Hemp Dilemma Leaves Farmers In A Lurch

Ron Strider

Well-Known Member
Cory Sharp of Moses Lake, Wash., has a problem, and it's a big one.

He has as much as 80,000 pounds of hemp seed from a 75-acre crop he planted in June. He'd like to crush them for their oil, but no facility exists in Washington for that purpose. He can't cart them across state lines, or into Canada, where facilities exist, because the crop is illegal under U.S. law.

Hemp, like marijuana, is a cannabis plant. Unlike its cousin, hemp contains very low amounts of THC, the chemical that produces the "high" in marijuana. Nonetheless, it is classified as a Schedule I controlled substance and lumped in with the likes of heroin, LSD and ecstasy.

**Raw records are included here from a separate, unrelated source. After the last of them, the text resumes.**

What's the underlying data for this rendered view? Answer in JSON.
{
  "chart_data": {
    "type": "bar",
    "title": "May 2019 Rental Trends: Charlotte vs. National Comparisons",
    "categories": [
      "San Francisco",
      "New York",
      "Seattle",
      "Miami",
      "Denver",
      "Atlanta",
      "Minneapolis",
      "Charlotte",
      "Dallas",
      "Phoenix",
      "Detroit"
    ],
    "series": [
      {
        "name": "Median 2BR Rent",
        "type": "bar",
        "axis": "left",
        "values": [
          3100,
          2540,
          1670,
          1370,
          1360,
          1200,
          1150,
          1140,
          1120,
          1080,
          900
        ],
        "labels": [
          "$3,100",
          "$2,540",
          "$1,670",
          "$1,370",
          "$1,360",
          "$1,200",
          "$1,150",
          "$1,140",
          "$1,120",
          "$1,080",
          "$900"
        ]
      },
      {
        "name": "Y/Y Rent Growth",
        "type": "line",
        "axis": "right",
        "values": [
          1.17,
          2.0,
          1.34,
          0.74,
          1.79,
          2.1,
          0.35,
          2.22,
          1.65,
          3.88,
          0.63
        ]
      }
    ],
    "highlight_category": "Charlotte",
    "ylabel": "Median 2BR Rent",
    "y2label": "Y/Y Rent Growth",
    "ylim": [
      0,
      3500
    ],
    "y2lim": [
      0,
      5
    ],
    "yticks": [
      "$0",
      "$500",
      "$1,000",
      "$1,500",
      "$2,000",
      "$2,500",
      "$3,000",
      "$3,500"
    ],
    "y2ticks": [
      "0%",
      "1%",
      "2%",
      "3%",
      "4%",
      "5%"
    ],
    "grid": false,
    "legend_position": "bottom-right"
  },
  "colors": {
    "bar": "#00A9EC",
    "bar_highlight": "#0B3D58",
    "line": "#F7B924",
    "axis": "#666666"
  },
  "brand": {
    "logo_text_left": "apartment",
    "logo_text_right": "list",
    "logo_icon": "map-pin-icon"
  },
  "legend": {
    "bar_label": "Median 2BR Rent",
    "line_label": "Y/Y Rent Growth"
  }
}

That was not always the case.

Hemp has been grown for fiber for centuries. Colonial Virginia required its cultivation in 1691 and it became an American staple until the 20th century. By the 1930s it had been lumped together with marijuana and made illegal by most states – some say at the bidding of cotton interests.

During World War II the federal government encouraged farmers to grow hemp to replace jute and other fibers from Japanese-held areas in the Pacific necessary for the manufacture of rope. The plant proved so prolific that farmers in the Midwest still struggle to stamp it out of ditches and fence rows more than 70 years later.

States that have recently moved to legitimize pot under provisional legal cover from the Department of Justice have also moved to allow commercial hemp production.

As we've said before, we have no moral objection to hemp. Hemp is to marijuana what a poppy seed muffin is to heroin. That it remains illegal under federal law is our only problem with hemp.

And that's Sharp's problem, and the problem of all growers. The wink-and-nod protections they receive from their states are sufficient to bring a crop to harvest, but insufficient to guarantee commercial prospects.

There is no doubt that hemp is commercially viable. Imported hemp products – oils, foodstuffs and fiber -– are widely available in shops large an small across the country.

The limitations placed on Sharp and his fellow hemp growers were not unforeseeable. It would have been better to wait until Congress had lifted the prohibition. But the cart is already before the horse.

There are efforts being pressed by members of the congressional delegations of states that have legalized recreational and medical marijuana to change the law and decriminalize cannabis. We have never embraced "legal marijuana," but we don't see any reason hemp should be classified as a controlled substance.